Your real estate agent may set up a closing timeline based on input from you, the seller and your mortgage lender. During this time, it's easy to feel like you're just sitting around twiddling your thumbs, but there's still a number of things that need to happen to ensure you close successfully and on time. All in all, expect this process to last anywhere from 1 to 2 months in most cases.
What Happens in the Days Leading Up to Closing?
At this point, what can you do to make sure that your closing proceeds without any hiccups? Assuming you're being financed by a mortgage lender, they'll want to verify two things at this step:
- Your financial information
- Value and title of your new home
Step 1: Verifying the Borrower
It's a good idea at this point to gather your tax returns, pay stubs, bank statements as well as any other items the lender may request. Your loan officer can assist you through this step of the process. You'll also need to sign a preliminary loan application as well as authorize the lender to pull your credit report.

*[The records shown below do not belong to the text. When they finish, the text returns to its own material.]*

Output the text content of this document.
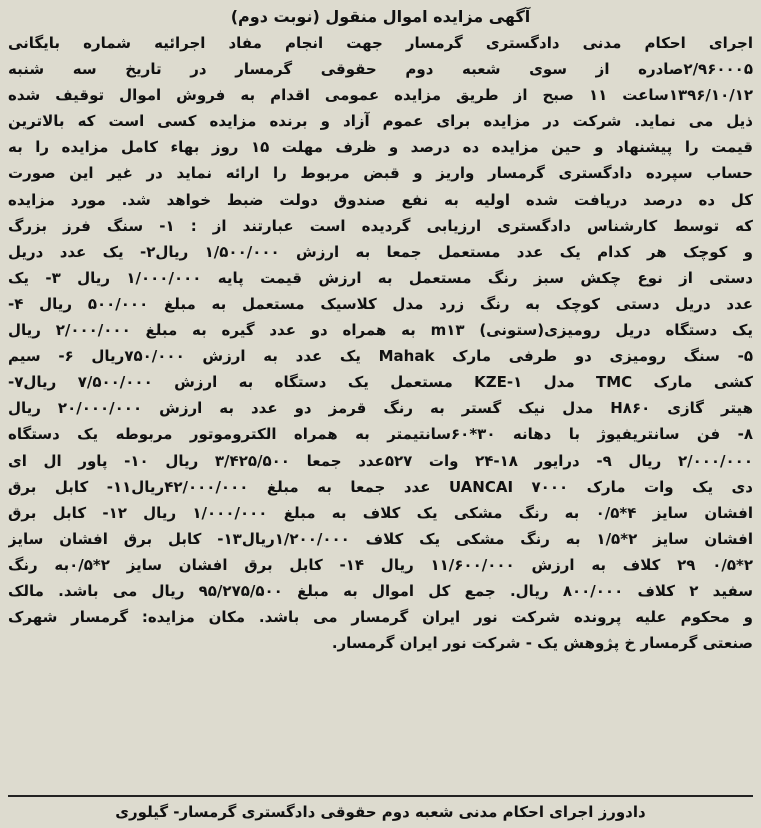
آگهی مزایده اموال منقول (نوبت دوم)
اجرای احکام مدنی دادگستری گرمسار جهت انجام مفاد اجرائیه شماره بایگانی
۲/۹۶۰۰۰۵صادره از سوی شعبه دوم حقوقی گرمسار در تاریخ سه شنبه
۱۳۹۶/۱۰/۱۲ساعت ۱۱ صبح از طریق مزایده عمومی اقدام به فروش اموال توقیف شده
ذیل می نماید. شرکت در مزایده برای عموم آزاد و برنده مزایده کسی است که بالاترین
قیمت را پیشنهاد و حین مزایده ده درصد و ظرف مهلت ۱۵ روز بهاء کامل مزایده را به
حساب سپرده دادگستری گرمسار واریز و قبض مربوط را ارائه نماید در غیر این صورت
کل ده درصد دریافت شده اولیه به نفع صندوق دولت ضبط خواهد شد. مورد مزایده
که توسط کارشناس دادگستری ارزیابی گردیده است عبارتند از : ۱- سنگ فرز بزرگ
و کوچک هر کدام یک عدد مستعمل جمعا به ارزش ۱/۵۰۰/۰۰۰ ریال۲- یک عدد دریل
دستی از نوع چکش سبز رنگ مستعمل به ارزش قیمت پایه ۱/۰۰۰/۰۰۰ ریال ۳- یک
عدد دریل دستی کوچک به رنگ زرد مدل کلاسیک مستعمل به مبلغ ۵۰۰/۰۰۰ ریال ۴-
یک دستگاه دریل رومیزی(ستونی) m۱۳ به همراه دو عدد گیره به مبلغ ۲/۰۰۰/۰۰۰ ریال
۵- سنگ رومیزی دو طرفی مارک Mahak یک عدد به ارزش ۷۵۰/۰۰۰ریال ۶- سیم
کشی مارک TMC مدل KZE-۱ مستعمل یک دستگاه به ارزش ۷/۵۰۰/۰۰۰ ریال۷-
هیتر گازی H۸۶۰ مدل نیک گستر به رنگ قرمز دو عدد به ارزش ۲۰/۰۰۰/۰۰۰ ریال
۸- فن سانتریفیوژ با دهانه ۳۰*۶۰سانتیمتر به همراه الکتروموتور مربوطه یک دستگاه
۲/۰۰۰/۰۰۰ ریال ۹- درایور ۱۸-۲۴ وات ۵۲۷عدد جمعا ۳/۴۲۵/۵۰۰ ریال ۱۰- پاور ال ای
دی یک وات مارک UANCAI ۷۰۰۰ عدد جمعا به مبلغ ۴۲/۰۰۰/۰۰۰ریال۱۱- کابل برق
افشان سایز ۴*۰/۵ به رنگ مشکی یک کلاف به مبلغ ۱/۰۰۰/۰۰۰ ریال ۱۲- کابل برق
افشان سایز ۲*۱/۵ به رنگ مشکی یک کلاف ۱/۲۰۰/۰۰۰ریال۱۳- کابل برق افشان سایز
۲*۰/۵ ۲۹ کلاف به ارزش ۱۱/۶۰۰/۰۰۰ ریال ۱۴- کابل برق افشان سایز ۲*۰/۵به رنگ
سفید ۲ کلاف ۸۰۰/۰۰۰ ریال. جمع کل اموال به مبلغ ۹۵/۲۷۵/۵۰۰ ریال می باشد. مالک
و محکوم علیه پرونده شرکت نور ایران گرمسار می باشد. مکان مزایده: گرمسار شهرک
صنعتی گرمسار خ پژوهش یک - شرکت نور ایران گرمسار.
دادورز اجرای احکام مدنی شعبه دوم حقوقی دادگستری گرمسار- گیلوری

Once they have your documents in hand, the lender will use this data to verify your qualifications for the loan.
Step 2: Verifying the Home
The lender will also take steps to verify the value of the property you're purchasing, starting by obtaining a title report to see whether there are any liens against the property that might prevent it from being sold. They will also send a licensed appraiser to conduct a full inspection of the property and obtain an estimate of its value.
Once details to both the borrower and the home have been verified, the lender's underwriting team will use the data to compile the final terms of your loan agreement, including the interest rate, term, and total loan amount.
Step 3: What Happens on Closing Day?
The final step consists of the closing meeting itself. Generally speaking, the closing will be attended by an attorney who represents the bank, notary or settlement agent, depending on the laws of your state. The title company may also send its own representative, known as the "title agent," who ensures that all the necessary conditions for the title transfer are met. All closing documents will need to be signed at this time, including, but not limited to the following:
- Promissory Note: Promise from the borrower to repay the mortgage; will contain your rate, term, and amount loaned.
- Mortgage: Deed of trust that signifies the lender's claim to the property if you default.
If all of the documents and conditions are met for the closing to complete, the loan will fund at the table and the loan amount will be exchanged for title to the home. Upon closing, you will be responsible for making monthly mortgage payments on the property. In most cases, the first payment will be due on the second month after closing, but your mortgage documents will contain your actual due date.